В простодушных воспоминаниях одного священника, печатавшихся в «Астраханских епархиальных ведомостях», сказано, что, услышав о своем зачислении в духовную академию, оный автор «благодарил господа тихо, без особенного восторга».
И, уж конечно, «без особенного восторга» переступил порог астраханского училища Борис Кустодиев, как вскорости и его младший брат Михаил. Стоит хотя бы бегло взглянуть на правила поведения, предначертанные здесь воспитанникам, чтобы понять и разделить чувства новичков.
«В классе во время урока ученики сидят в сюртуках, застегнутых на все пуговицы».
«Играми воспитанники занимаются только такими, которые дозволены начальством».
«Играть даже в дозволенные игры в промежуточное между уроками время воспрещается».
«По окончании уроков квартирные ученики расходятся по домам и идут по улицам, как прилично благовоспитанным детям».

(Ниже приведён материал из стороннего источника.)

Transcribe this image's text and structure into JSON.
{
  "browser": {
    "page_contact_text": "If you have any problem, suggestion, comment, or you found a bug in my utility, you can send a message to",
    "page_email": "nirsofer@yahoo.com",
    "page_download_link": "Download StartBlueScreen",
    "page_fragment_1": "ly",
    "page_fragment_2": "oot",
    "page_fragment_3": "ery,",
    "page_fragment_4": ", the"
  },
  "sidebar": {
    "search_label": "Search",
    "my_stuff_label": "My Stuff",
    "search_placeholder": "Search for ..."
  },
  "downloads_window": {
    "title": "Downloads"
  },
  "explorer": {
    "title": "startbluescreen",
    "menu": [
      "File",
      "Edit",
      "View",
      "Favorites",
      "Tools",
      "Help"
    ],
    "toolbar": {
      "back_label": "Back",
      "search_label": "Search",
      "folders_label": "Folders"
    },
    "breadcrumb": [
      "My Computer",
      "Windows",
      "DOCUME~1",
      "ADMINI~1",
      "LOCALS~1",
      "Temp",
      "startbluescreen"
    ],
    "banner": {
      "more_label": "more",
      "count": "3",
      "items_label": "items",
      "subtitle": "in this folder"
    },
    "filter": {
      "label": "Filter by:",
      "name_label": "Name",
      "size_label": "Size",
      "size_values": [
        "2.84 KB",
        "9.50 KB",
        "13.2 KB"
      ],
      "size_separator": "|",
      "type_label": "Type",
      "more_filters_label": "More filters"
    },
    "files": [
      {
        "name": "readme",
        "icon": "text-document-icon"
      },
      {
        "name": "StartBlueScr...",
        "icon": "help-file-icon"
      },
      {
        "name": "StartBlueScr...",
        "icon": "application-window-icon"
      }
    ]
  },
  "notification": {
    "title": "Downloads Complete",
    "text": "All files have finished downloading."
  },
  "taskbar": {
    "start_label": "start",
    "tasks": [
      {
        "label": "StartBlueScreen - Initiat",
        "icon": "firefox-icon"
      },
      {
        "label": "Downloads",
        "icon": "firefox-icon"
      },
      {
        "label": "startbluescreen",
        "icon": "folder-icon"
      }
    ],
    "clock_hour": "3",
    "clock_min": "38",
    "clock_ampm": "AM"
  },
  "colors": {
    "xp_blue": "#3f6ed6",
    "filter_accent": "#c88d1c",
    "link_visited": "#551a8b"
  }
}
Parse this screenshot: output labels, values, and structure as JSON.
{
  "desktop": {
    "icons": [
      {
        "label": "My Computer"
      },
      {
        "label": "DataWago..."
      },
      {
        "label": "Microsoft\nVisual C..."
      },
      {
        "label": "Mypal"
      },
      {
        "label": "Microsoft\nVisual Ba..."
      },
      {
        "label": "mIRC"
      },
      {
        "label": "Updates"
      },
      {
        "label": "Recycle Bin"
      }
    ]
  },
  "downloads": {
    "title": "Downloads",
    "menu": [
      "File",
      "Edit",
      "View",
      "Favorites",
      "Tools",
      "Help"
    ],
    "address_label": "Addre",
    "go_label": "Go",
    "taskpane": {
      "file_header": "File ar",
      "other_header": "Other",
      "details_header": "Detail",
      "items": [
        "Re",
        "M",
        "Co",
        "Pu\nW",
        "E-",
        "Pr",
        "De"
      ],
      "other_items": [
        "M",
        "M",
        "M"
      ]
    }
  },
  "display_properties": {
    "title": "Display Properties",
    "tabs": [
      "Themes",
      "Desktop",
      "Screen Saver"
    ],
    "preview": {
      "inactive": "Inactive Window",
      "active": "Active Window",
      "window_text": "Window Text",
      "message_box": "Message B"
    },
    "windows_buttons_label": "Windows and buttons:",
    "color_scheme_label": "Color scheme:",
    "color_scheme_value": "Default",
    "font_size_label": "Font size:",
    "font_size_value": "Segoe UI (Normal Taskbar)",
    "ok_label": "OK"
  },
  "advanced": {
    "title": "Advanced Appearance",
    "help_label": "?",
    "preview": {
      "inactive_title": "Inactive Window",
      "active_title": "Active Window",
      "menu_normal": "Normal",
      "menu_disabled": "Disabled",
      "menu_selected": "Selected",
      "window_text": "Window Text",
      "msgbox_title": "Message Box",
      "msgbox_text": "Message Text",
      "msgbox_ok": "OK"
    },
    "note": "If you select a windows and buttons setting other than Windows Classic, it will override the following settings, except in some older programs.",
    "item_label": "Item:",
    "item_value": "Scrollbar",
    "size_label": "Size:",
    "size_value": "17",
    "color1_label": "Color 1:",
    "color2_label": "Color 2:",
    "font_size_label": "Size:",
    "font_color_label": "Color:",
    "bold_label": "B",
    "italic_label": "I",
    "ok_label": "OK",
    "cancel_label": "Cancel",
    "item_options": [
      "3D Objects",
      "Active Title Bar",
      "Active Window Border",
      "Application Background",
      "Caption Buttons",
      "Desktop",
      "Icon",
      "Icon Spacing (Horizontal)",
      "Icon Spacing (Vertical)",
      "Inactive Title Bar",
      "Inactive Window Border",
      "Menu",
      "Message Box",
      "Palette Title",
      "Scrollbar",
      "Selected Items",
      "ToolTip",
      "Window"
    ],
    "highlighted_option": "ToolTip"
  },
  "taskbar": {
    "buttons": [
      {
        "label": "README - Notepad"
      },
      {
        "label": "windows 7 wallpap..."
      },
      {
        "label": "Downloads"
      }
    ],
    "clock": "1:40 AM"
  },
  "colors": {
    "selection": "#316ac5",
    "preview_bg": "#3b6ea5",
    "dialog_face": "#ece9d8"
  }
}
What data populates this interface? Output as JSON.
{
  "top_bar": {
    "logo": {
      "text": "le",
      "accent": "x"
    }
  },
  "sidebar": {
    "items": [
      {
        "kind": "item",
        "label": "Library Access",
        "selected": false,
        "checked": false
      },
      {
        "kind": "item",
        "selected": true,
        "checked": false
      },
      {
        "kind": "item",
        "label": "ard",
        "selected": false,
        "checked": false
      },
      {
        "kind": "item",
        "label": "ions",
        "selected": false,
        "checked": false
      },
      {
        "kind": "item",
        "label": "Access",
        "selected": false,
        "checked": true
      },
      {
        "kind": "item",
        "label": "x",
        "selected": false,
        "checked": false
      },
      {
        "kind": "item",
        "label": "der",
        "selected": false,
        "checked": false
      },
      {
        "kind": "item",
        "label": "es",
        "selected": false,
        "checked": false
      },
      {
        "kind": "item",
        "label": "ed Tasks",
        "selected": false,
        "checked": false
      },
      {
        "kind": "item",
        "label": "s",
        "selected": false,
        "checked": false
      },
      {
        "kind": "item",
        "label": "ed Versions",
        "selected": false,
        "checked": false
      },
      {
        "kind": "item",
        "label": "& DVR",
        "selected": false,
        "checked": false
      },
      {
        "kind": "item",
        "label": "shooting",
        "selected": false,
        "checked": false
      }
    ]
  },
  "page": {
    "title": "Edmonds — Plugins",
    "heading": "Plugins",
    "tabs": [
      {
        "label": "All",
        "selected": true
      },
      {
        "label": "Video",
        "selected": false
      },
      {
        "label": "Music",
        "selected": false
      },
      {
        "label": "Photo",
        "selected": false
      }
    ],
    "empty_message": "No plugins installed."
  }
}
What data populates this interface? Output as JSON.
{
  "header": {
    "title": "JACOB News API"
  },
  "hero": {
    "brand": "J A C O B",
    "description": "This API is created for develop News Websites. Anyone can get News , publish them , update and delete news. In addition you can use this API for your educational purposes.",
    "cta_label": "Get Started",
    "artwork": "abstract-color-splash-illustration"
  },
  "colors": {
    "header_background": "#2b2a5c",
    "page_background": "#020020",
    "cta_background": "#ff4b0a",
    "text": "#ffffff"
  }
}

Если в часы, назначаемые для вечерних занятий, квартирному ученику «необходимо выйти со двора, то он обязан до своего выхода записать в квартирный журнал, куда, зачем и на сколько времени он отлучается и затем положить на видном месте…».
«Книги для чтения берутся воспитанниками из библиотеки училища по указаниям наставников и начальства. Примечание: покупать книги для чтения на базаре не дозволяется».
Даже креститься и кланяться во время молитвы следует «правильно, неторопливо и непорывисто».
Живой, наблюдательный, жадный до всевозможных новых впечатлений, обладающий большим юмором и тонким звукоподражанием, Борис Кустодиев любит кого-нибудь «изобразить» и беззлобно передразнить. (Много лет спустя один из его астраханских друзей припомнит, как будущий художник, плывя с ним в лодке, переполошил всех окрестных собак, искусно подражая их лаю. В других случаях он жалобно пищал, как потерявшийся цыпленок, и сбивал с толку заботливую клушу, начинавшую метаться в напрасных поисках.) Однако «правила» и тут начеку:
«Идя по улице, ученики не должны зевать по сторонам… шалить… вступать в игры с уличными мальчиками, останавливаться у лотков или лавок торговцев… в окна домов, мимо которых приходится проходить, не засматривать, в лица, встречающиеся на пути, пристально не всматриваться… Строго воспрещается… смеяться и шутить над товарищем… Строго будут наказываемы те воспитанники, которые где бы и чем бы то ни было станут… рисовать какие-нибудь не свойственные духовным воспитанникам и вообще неприличные карикатуры и другие изображения».
А Кустодиев уже одиннадцати-двенадцати лет увлекается вырезыванием смешных фигурок из мягкого камня! Простится ли ему этот «грех» за то, что у него высокие баллы по иконописанию, уроки которого дает Меликов, окончивший класс живописи в Училище Московского художественного общества.
Еще не написан знаменитый «Человек в футляре», но весь дух училища был бы вполне по вкусу чеховскому персонажу — да, кстати один из местных учителей и по фамилии-то — Беликов.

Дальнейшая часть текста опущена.